Lenglumé, Mistingue
Lenglumé (courant ouvrir les rideaux)
Madame !… Mademoiselle !… sortez !…
Mistingue (se réveillant)
Hein !… heu !…
(Il a le nez très rouge.)
Lenglumé
Un homme !
Mistingue (se mettant sur son séant)
Qu'est-ce que vous demandez, monsieur ?
Lenglumé
Comment, ce que je demande ?… Que faites-vous là… dans mon lit ?…
Mistingue
Votre lit ?… (Regardant autour de lui.)
Tiens !… où suis-je donc ici ?
Lenglumé
Chez moi, monsieur ! rue de Provence.
Mistingue (sautant vivement à bas du lit. Il a un pantalon)

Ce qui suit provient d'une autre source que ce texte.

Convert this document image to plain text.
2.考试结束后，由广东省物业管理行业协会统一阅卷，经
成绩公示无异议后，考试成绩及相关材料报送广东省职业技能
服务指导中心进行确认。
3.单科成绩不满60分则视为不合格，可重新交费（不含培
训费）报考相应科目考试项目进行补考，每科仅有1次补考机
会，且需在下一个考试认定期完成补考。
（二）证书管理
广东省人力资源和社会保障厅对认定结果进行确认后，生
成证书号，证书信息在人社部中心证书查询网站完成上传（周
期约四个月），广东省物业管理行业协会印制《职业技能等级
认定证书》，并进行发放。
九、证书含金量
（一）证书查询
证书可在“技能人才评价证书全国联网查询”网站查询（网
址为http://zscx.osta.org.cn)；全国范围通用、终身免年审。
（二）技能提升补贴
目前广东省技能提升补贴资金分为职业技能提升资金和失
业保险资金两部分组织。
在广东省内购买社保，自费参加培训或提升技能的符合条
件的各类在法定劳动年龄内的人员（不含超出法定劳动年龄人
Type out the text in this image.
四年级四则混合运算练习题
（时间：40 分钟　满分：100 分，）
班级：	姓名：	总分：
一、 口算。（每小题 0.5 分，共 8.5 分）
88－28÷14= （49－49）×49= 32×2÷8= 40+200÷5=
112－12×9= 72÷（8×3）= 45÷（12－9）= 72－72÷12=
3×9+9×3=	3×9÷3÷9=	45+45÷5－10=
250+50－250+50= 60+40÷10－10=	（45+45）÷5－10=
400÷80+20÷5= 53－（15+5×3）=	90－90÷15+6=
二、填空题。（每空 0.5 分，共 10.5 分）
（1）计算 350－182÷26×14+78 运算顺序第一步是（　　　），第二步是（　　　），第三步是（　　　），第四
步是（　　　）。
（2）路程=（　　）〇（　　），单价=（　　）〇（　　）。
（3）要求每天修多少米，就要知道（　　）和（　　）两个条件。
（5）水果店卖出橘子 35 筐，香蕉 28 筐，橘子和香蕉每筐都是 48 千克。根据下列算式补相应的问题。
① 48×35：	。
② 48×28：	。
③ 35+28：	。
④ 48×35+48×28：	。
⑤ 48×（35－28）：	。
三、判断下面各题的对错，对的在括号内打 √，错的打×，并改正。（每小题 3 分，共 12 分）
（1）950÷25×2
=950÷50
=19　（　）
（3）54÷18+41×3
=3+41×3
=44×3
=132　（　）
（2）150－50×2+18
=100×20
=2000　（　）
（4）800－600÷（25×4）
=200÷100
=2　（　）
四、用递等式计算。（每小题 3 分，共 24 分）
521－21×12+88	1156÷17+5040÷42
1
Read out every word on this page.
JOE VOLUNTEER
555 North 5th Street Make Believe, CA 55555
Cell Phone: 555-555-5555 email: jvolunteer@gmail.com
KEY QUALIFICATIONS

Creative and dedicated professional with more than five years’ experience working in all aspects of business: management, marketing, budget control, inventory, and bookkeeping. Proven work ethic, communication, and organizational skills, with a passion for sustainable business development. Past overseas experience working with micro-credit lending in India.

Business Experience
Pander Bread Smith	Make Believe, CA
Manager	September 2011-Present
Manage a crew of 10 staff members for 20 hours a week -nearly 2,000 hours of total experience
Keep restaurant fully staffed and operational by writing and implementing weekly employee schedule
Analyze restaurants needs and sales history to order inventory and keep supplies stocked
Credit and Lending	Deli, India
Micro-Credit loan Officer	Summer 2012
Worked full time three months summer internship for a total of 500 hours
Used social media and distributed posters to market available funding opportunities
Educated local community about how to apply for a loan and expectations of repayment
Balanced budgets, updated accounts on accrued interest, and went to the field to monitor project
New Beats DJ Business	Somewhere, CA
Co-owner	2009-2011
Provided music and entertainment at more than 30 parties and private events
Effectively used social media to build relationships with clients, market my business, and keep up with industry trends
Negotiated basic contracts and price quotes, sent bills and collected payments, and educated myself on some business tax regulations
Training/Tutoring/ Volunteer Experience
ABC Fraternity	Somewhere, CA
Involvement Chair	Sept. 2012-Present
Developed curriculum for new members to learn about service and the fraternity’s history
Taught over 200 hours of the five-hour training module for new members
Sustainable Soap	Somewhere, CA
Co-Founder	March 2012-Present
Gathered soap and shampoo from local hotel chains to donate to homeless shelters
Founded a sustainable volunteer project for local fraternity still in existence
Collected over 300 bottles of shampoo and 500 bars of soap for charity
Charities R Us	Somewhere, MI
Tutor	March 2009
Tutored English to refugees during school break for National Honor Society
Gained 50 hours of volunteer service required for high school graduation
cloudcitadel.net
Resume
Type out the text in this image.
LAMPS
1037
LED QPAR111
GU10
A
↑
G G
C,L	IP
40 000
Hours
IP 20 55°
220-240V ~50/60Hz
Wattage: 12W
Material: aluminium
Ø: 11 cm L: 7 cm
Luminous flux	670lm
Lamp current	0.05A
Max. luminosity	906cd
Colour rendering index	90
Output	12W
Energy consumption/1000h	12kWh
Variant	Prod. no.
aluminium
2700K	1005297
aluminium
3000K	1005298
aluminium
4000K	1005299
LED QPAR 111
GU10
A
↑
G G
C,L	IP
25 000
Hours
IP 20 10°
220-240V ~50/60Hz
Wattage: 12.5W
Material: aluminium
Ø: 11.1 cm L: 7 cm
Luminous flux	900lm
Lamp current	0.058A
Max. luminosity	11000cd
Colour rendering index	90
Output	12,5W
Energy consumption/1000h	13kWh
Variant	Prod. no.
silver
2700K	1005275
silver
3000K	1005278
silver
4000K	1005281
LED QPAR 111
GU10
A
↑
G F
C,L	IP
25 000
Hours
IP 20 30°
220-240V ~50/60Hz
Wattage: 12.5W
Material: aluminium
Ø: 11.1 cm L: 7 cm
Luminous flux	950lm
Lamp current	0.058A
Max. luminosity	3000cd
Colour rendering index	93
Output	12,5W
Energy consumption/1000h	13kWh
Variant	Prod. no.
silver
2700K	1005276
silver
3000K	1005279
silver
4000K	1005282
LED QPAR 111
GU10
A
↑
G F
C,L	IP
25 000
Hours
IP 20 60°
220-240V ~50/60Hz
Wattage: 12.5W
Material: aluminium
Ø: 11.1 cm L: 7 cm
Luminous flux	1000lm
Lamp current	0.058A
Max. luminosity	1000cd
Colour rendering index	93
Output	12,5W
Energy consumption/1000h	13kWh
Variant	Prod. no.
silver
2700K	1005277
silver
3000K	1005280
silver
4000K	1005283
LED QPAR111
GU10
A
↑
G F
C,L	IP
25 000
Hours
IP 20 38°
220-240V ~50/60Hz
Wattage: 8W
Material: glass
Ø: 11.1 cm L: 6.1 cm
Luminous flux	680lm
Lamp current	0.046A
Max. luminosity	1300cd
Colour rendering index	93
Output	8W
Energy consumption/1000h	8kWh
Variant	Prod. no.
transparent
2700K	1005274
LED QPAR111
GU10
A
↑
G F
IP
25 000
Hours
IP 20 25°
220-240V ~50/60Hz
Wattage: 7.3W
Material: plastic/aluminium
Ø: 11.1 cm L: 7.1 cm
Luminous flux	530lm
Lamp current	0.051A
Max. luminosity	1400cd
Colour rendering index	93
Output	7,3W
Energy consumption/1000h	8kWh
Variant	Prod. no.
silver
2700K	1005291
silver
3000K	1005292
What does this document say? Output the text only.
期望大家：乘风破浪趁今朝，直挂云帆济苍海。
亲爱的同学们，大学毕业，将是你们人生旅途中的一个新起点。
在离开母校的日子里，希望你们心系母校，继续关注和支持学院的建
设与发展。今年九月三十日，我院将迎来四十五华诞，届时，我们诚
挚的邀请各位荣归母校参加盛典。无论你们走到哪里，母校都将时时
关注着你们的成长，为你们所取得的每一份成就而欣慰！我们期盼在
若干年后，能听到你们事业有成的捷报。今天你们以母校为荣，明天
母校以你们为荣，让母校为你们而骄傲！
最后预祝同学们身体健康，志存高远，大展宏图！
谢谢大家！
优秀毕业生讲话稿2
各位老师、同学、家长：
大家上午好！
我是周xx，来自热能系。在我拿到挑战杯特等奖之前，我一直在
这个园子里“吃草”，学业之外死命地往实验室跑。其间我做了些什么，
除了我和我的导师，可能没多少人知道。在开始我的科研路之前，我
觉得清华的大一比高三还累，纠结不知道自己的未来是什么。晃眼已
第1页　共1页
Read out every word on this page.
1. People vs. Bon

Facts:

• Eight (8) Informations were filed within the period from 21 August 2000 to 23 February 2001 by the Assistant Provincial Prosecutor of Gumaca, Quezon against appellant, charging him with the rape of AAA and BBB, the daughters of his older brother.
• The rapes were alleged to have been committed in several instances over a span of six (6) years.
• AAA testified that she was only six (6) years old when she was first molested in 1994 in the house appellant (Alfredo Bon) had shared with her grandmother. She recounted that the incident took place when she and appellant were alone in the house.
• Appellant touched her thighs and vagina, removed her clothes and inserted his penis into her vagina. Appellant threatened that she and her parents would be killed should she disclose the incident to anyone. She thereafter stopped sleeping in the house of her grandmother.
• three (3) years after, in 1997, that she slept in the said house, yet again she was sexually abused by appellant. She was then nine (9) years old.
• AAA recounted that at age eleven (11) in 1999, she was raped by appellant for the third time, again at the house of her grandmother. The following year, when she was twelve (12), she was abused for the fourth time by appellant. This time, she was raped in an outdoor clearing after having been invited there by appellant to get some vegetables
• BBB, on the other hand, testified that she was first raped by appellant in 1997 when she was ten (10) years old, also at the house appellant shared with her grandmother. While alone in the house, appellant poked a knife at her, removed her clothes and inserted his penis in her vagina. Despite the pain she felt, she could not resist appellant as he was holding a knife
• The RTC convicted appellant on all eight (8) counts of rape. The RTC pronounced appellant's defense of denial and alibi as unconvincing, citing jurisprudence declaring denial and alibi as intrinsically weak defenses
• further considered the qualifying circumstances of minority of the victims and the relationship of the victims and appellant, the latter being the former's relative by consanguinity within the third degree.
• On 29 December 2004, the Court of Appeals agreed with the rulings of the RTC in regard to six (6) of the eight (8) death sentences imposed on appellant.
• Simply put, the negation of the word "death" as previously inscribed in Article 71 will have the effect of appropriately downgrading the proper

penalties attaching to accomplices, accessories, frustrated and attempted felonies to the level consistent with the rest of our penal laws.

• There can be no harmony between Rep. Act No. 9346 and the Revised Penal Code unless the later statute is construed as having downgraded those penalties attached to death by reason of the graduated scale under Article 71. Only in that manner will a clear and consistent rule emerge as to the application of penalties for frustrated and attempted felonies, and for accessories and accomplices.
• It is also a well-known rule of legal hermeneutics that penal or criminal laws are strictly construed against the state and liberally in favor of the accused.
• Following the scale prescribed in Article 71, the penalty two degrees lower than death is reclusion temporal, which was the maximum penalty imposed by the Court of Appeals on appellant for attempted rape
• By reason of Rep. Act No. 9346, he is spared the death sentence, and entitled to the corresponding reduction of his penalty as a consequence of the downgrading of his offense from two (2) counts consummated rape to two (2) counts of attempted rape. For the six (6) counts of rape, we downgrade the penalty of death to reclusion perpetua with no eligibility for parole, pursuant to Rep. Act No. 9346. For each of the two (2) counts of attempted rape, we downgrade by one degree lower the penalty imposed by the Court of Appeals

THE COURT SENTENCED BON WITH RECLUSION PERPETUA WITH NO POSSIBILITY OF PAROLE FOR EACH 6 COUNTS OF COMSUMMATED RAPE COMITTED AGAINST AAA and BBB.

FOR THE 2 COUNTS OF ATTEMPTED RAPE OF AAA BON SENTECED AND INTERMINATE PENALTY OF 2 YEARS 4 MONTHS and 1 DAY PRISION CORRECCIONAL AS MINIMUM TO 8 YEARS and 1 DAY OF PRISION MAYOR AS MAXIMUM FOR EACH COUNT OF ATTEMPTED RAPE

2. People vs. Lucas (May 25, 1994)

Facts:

Rue de Provence ?… et moi qui demeure près de l'Odéon !
Lenglumé
Voyons, parlez !
Mistingue
De quel droit, monsieur, me retenez-vous prisonnier ?
Lenglumé
Ah ! je trouve ça joli, par exemple !
Mistingue
J'espère que vous allez m'expliquer comment je me trouve dans vos oreillers ?… Je ne vous connais pas, moi !
Lenglumé
Ni moi non plus ! (À part.)
D'où tombe-t-il, cet animal-là ?
Mistingue
Sapristi, que j'ai soif !
(Il va à la carafe et boit à même.)
Lenglumé
Eh bien, monsieur !… ne vous gênez pas !… (Tout à coup.)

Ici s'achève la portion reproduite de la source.